So, Paizo just released their updated Compatibility License for Pathfinder Second Edition! What does it look like? Well, a lot like the Compatibility License for first edition. But it's not the same, and you can't use the first edition license for second edition products. You need to agree to the new license if you want to produce Pathfinder Second Edition products. But it's so much legalese! Is there anyone who can put these side-by-side and let an overworked third party publisher know what's different? 

Yes! I can! Here are the changes, based on my own review:

  • The new license includes a Pathfinder-Icons font publishers can use. That’s nice to have, so abilities and magic items and such use the same symbolic language as Pathfinder Second Edition. There are some restrictions, though. To quote the new license: “You may use the Font only within Products and in advertisements and websites directly promoting those Products. You may not redistribute the font file, though you may embed it in a digital file (such as a PDF) produced under this License, for display and/or printing. No other license may be applied to it.” That seems reasonable to me.
  • “Products” wasn’t defined before, and may have been a bit ambiguous. Now “Products” covered by the license are defined as “printed books, electronic books, and freely available websites.” That is, they aren’t apps or electronic files. This is good for clarity, even though it was previously there, just buried in a later provision.
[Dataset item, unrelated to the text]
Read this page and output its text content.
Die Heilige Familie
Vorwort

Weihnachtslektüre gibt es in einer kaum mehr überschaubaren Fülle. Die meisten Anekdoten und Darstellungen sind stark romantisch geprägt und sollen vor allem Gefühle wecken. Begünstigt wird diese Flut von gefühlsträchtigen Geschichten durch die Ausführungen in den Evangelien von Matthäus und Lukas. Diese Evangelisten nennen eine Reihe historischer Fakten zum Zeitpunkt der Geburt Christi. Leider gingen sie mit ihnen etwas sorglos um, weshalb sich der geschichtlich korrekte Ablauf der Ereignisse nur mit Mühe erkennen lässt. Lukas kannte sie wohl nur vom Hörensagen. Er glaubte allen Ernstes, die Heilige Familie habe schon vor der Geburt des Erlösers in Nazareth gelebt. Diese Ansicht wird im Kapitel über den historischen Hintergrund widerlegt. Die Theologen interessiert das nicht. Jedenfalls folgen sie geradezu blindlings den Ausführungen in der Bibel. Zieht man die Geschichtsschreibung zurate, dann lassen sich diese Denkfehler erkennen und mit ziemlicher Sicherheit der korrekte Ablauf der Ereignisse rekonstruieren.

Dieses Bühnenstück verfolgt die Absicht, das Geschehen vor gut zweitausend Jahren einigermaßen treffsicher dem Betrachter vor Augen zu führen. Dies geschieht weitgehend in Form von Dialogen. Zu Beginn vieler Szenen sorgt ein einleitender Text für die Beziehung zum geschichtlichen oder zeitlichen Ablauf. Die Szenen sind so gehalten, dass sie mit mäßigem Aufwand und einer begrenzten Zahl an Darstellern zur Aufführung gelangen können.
And perhaps Paizo can stop clarifying every now and then that this license isn’t applicable to those things!
  • You can’t use the Compatibility Logo or Font unless your Product is fully compatible with Pathfinder Second Edition. Makes sense.
  • You used to be able to use the Compatibility Logo to indicate your product is compatible with the Pathfinder RPG. Now, you can use it “only on Products and in advertisements and websites directly promoting those Products.” That’s a little more limiting.
  • You formerly couldn’t design your products to look like Paizo’s products. You still can’t, but now you also can’t design your advertisements to look like Paizo’s advertisements. I wonder why this was something Paizo felt it had to add. I’m also concerned because there are only so many ways to advertise an RPG, I feel, and Paizo has staked their claim over some of those.
  • No product can be released under this license until August 1, 2019.
  • There’s some renumbering of sections. Don't let that scare you; content is very much the same (except, of course, as I'm listing here).
  • You used to only be able to reference specific books that were permitted. That’s still the rule, but now you “you may not reference them in your title, on your front cover, in your website domain name, or in advertisements.” I also wonder whether they had a problem with people calling their products “Ultimate Magic Expansion” or something like that. This is a more limiting.
  • They clarified something, which I suppose is technically an expansion. If a Paizo product name includes “Product Identity” as defined in the OGL, you are permitted to use it only to reference the title. I suppose if Paizo produced a “Rovagug’s Guide to Kicking Sarenrae’s Butt” it would be useful to say your product has lots of expanded butt-kicking powers to add to that. I think this is realistically designed to protect Paizo’s “Lost Omens” campaign setting name, since they’re including that in a lot of their product titles.
  • Huh. I just noticed that both the old license and the new license both award legal costs in a dispute to the prevailing party. That’s un-American. Really, that’s not a euphemism. It’s the “English Rule” of dividing such fees; the “American Rule” is that each party pays their own fees. A provision like Paizo included is specifically and intentionally designed to discourage action against them. 
  • A minor, sneaky change: previously, if Paizo updated the exhibits, they said “we will send notice to the contact information you supplied” but now it’s “we will attempt to send notice to the email address you supplied.” They also can send notices by email now. That lets them try less hard. Huh. I wonder if this was a problem before now for them.
  • Paizo doesn’t want your ads! Paizo previously required sending copies of any book, electronic book, or freely available websites” to their license manager. Now they just want copies of books and electronic books. Perhaps no one was sending website links to their license manager anyway.
  • If your Product is a website, you now have slightly different text to apply and you have to put the Compatibility Logo on your website’s main page. I know it’s hard to actually say what a “main page” is for this purpose (the Pathfinder section of a big game company with multiple systems? Or their home page?), and I wonder whether there are going to be issues with this.
  • You must now put the logo on any advertising; before, it was just print advertising that required the logo.
  • Of course, there is updated text to be added to your title page, copyright notice, and OGL. I’ll let you grab that updated text from the license text rather than reproduce it here; it’s updated about like you’d expect. The only change is you have to use a slightly longer block of text on a website than you had to use before. (Before, you needed longer text for a book or electronic book and a shorter text for ads and websites. Now you need the longer text for books, e-books, and websites and the shorter text solely for ads.)